# grades through e-mail



## GraceLikeRain (Nov 9, 2003)

Have you ever e-mailed a professor and asked for your grade on a paper or a test because you were not able to be there in person to find out what it was? I was told by a prof last summer that this is illegal, but my religion prof sent everyone's participation grade through e-mail. This is not a final grade, so I do not see what the big deal is.


----------



## BMSMA1A2B3 (Apr 7, 2006)

uh, er, Strange.... Illegal? :um


----------



## Drella (Dec 4, 2004)

I've done it plenty of times. My professors encouraged us to email them if we want to know the grades we made on our final exams, because they do not send us the grades. Just the overall averages for the semester.


----------



## GraceLikeRain (Nov 9, 2003)

OK, that's insteresting. Well, I think I am sending an e-mail then because I want to know.


----------



## GraceLikeRain (Nov 9, 2003)

ianthe said:


> My professors all encourage email communication, for questions, grades, whatever. I've never done it though. Illegal? That's hilarious, he/she was probably just too lazy to deal with it.

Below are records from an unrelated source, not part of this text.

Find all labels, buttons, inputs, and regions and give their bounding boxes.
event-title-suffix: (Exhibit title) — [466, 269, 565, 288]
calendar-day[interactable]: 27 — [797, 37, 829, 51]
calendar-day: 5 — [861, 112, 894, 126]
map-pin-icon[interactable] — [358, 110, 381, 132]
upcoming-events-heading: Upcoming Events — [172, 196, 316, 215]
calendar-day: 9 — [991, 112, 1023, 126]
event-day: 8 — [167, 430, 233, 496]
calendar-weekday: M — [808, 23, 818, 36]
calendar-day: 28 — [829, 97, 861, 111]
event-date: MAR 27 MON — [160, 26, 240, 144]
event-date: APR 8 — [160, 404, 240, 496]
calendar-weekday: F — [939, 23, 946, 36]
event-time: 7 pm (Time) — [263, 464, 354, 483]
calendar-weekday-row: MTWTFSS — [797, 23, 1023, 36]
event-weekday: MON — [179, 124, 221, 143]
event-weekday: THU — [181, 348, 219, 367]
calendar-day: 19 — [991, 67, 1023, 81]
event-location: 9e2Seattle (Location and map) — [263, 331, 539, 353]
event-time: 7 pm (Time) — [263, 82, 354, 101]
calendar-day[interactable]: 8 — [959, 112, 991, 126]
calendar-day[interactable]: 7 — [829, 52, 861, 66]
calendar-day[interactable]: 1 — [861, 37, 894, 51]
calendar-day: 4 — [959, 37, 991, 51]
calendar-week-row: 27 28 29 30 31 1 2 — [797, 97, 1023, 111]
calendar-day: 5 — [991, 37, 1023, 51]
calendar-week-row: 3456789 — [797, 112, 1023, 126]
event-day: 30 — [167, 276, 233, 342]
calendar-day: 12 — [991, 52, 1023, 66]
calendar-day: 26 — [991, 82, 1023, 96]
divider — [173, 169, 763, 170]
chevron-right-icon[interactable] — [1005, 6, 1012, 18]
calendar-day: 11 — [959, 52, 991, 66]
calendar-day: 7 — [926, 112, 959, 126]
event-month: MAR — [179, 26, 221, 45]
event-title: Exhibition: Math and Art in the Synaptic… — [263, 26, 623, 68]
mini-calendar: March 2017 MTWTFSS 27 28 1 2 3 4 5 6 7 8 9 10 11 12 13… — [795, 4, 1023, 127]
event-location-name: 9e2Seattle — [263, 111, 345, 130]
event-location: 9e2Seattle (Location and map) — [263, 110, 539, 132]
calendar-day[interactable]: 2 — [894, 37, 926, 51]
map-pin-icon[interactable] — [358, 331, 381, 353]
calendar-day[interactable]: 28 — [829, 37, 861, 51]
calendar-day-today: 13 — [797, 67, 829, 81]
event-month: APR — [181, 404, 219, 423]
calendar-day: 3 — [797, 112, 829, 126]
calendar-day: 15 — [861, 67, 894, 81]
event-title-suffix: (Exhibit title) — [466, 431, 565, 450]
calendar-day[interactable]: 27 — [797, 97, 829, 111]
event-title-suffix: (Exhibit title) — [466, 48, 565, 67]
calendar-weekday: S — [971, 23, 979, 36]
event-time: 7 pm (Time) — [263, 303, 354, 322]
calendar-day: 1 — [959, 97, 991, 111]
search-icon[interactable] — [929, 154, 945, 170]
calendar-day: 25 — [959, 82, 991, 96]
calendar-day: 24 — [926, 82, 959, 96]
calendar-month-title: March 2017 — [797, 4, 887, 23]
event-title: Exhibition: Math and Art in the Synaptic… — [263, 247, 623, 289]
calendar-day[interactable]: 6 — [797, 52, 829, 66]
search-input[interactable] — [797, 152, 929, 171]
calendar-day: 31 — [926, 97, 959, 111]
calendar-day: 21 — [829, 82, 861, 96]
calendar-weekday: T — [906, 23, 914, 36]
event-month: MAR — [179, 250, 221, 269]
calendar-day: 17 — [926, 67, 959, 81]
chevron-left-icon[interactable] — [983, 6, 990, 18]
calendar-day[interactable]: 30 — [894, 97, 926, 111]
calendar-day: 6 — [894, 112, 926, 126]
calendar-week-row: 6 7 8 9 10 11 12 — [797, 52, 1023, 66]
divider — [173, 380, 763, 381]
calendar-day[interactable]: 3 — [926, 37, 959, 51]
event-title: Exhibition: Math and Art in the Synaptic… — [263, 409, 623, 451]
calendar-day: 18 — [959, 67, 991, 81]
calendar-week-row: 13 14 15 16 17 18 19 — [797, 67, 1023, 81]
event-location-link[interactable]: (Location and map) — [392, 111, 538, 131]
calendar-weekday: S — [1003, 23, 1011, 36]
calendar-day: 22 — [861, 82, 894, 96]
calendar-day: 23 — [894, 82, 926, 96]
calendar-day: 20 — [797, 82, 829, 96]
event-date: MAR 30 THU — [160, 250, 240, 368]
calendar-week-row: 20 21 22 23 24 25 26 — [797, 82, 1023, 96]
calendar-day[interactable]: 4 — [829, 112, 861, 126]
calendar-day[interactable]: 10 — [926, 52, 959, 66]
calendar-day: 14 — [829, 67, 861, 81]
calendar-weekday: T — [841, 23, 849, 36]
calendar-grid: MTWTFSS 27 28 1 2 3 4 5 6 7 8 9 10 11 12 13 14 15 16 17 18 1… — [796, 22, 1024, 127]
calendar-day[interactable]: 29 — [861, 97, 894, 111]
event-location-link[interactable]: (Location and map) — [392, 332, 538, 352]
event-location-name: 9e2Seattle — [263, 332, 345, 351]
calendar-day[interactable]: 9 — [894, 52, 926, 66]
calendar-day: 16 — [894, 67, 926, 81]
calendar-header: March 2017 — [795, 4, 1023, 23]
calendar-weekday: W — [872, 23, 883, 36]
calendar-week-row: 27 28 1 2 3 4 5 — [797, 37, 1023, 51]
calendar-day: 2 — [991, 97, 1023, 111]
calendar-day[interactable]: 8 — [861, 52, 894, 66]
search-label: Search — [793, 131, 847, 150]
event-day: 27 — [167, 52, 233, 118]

I have heard from more than one of my professors that it is against the law to send out grades through e-mail. I started to wonder after my religion professor got away with doing it and I was just curious if others here had a problem with asking for grades through e-mail. Possibly it is just in Illinois and maybe it is just for final grades. 
The one professor that I mentioned was not being lazy. In fact, he graded my test while I waited because he knew that I wanted my grade right away.


----------



## H.awkeyeM.att (Aug 3, 2005)

Our school uses "Infinate Campus"... the website is pretty much a direct feed straight from the schools grade program, so I always know my grade.


----------



## Chris435435 (Nov 6, 2005)

The professors at my school aren't allowed to post grades on their website (makes sense) and they aren't allowed to send them through email either. I think this is so that they can protect the private information of the students. I'm just speculating though.


----------



## sansd (Mar 22, 2006)

i'm not sure if it's illegal, but my school doesn't allow it. lots of instructors do it anyway. they probably don't realize.


----------



## cakesniffer (Nov 11, 2003)

I've never even thought about emailing for my grade. I usually like to get it over at one time, so I just wait until they're posted on the system and then I psych myself up and look. :lol


----------



## kikachuck (Nov 10, 2003)

I wouldn't think it was illegal, but it is possible that it is against school policy. I can understand that, grades are supposed to be pretty private and you never really know who is sending/recieving emails.

That said, I was able to con a TA into giving me my grade over email once :lol


----------



## missperfection (Jun 21, 2005)

At some schools it's against their policy to give grades via email. This is the case with mine; giving grades over the phone is also against my school's policy.


----------



## workman (Mar 5, 2004)

Well, they could get in ttrouble if they sent someone else grade out to somebody. I can see why he wouldn't want to do it. I've done it before and teachers have never had a problem, but they always ask for our e-mails at the beginning of the semester.


----------